Social Media in the Science Classroom

Image Credit –

Below is my curated content on social media in the science classroom.  While I found some fantastic examples of social media being used effectively, I was surprised at how difficult it was to find actual projects.  Most sites simply listed ideas of the ways social media could be used but did not give specific examples of projects.  I extended my search beyond science and looked at a few STEM projects. The projects I did find involved using Twitter, Facebook, Snapchat, and Blogging sites to build a science lesson or unit.

Pearltrees – Social Media in the Science Classroom

#Organellewars and ‘Blogging about diseases’ were my two favorite projects.  I am hoping to get my entire science department involved in #organellewars this year when we teach about the cell. Upon a recent check of Twitter #organellewars, I noticed the Tweets have continued all through this past spring. The blogging about diseases inspired me to think about how I can use a class blog as an instrumental part of my science curriculum. I believe writing should be a central part of all academics and blogging is a great tool for critical thinking and reflection. Both Skype and Facebook would be interesting ways to open up the classroom to other parts of the country and world. Unless I found a really fantastic example, I do not believe I would use Snapchat in my classroom. The few projects I located using Snapchat offered little educational merit.

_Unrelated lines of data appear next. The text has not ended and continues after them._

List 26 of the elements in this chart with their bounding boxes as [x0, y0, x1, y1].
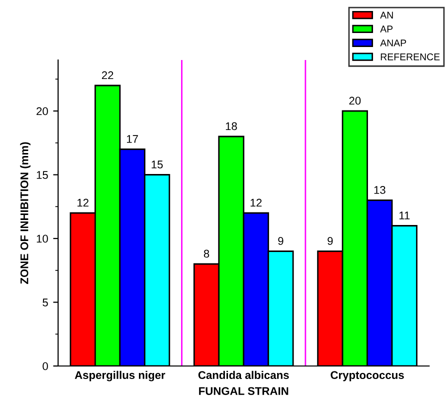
- legend-label: AP: [380, 26, 393, 32]
- data-label: 13: [374, 186, 386, 194]
- data-label: 9: [328, 237, 333, 245]
- legend-label: AN: [380, 12, 393, 18]
- y-tick-label: 15: [36, 171, 48, 179]
- y-axis-title: ZONE OF INHIBITION (mm): [20, 142, 30, 284]
- data-label: 11: [399, 212, 410, 220]
- data-label: 17: [126, 135, 138, 143]
- x-tick-label: Candida albicans: [198, 370, 289, 380]
- data-label: 15: [152, 160, 163, 168]
- data-label: 9: [278, 237, 284, 245]
- legend-label: ANAP: [380, 40, 406, 46]
- x-axis-title: FUNGAL STRAIN: [199, 387, 288, 395]
- y-tick-label: 0: [42, 362, 48, 370]
- y-tick-label: 10: [36, 234, 48, 243]
- data-label: 18: [226, 122, 237, 130]
- data-label: 20: [349, 96, 361, 105]
- data-label: 12: [250, 198, 262, 207]
- x-tick-label: Cryptococcus: [330, 371, 404, 382]
- data-label: 8: [204, 250, 210, 258]
- y-tick-label: 20: [36, 107, 48, 116]
- legend-label: REFERENCE: [380, 53, 440, 60]
- data-label: 22: [102, 71, 114, 80]
- data-label: 12: [78, 198, 88, 207]
- x-tick-label: Aspergillus niger: [74, 370, 166, 382]
- y-tick-label: 5: [42, 298, 48, 306]
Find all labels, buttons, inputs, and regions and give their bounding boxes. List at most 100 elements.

This project opened my eyes to some great opportunities to bring social media into the science curriculum.

I would love to hear from other educators in the comments below about how they use social media in their science lessons.

Project or Problem-Based Learning

Annotated Bibliography – Project Based Learning

Project-based learning (PBL), sometimes called problem-based learning, has been a topic I have been interested in for the past few years.  Last year in my science classroom, I redesigned our school’s traditional science fair to fit the components of PBL.  Students, working collaboratively with a partner, were asked to:

  1. Write a driving question focused on making a change in their world
  2. Conduct research
  3. Write a research paper
  4. Create an informational action poster (Infographic)
  5. Create a presentation either in Powerpoint or Google Slides
  6.  Present their work to an audience

For the most part, things went very well.  The students (and the teacher:) concluded the project by writing their reflections of the entire process.

I chose project-based learning as the topic for my annotated bibliography because I hope to incorporate more PBL activities into my curriculum this year.  As I read the articles, it was interesting to note the various views of what PBL is. The core elements were basically the same, however, not all projects included all the components of PBL. I enjoyed reading the different studies ranging from a kindergarten class in the US to an undergraduate online class in Taiwan.

Two tools that I used to complete my annotated bibliography were Diigo and Zotero.  Zotero is a tool to help users collect, organize, cite, and share research sources. APA citations were a requirement of this assignment.  Zotero made that requirement fairly simple. Diigo is a social bookmarking, research, and knowledge sharing tool that I found very helpful.  Users of Diigo can upload articles, highlight, add notes, and share their annotations with other Diigo users.  I found this tool extremely helpful as I read each of the articles. Both Zotero and Diigo are web-based devices that I will continue to implement in the future.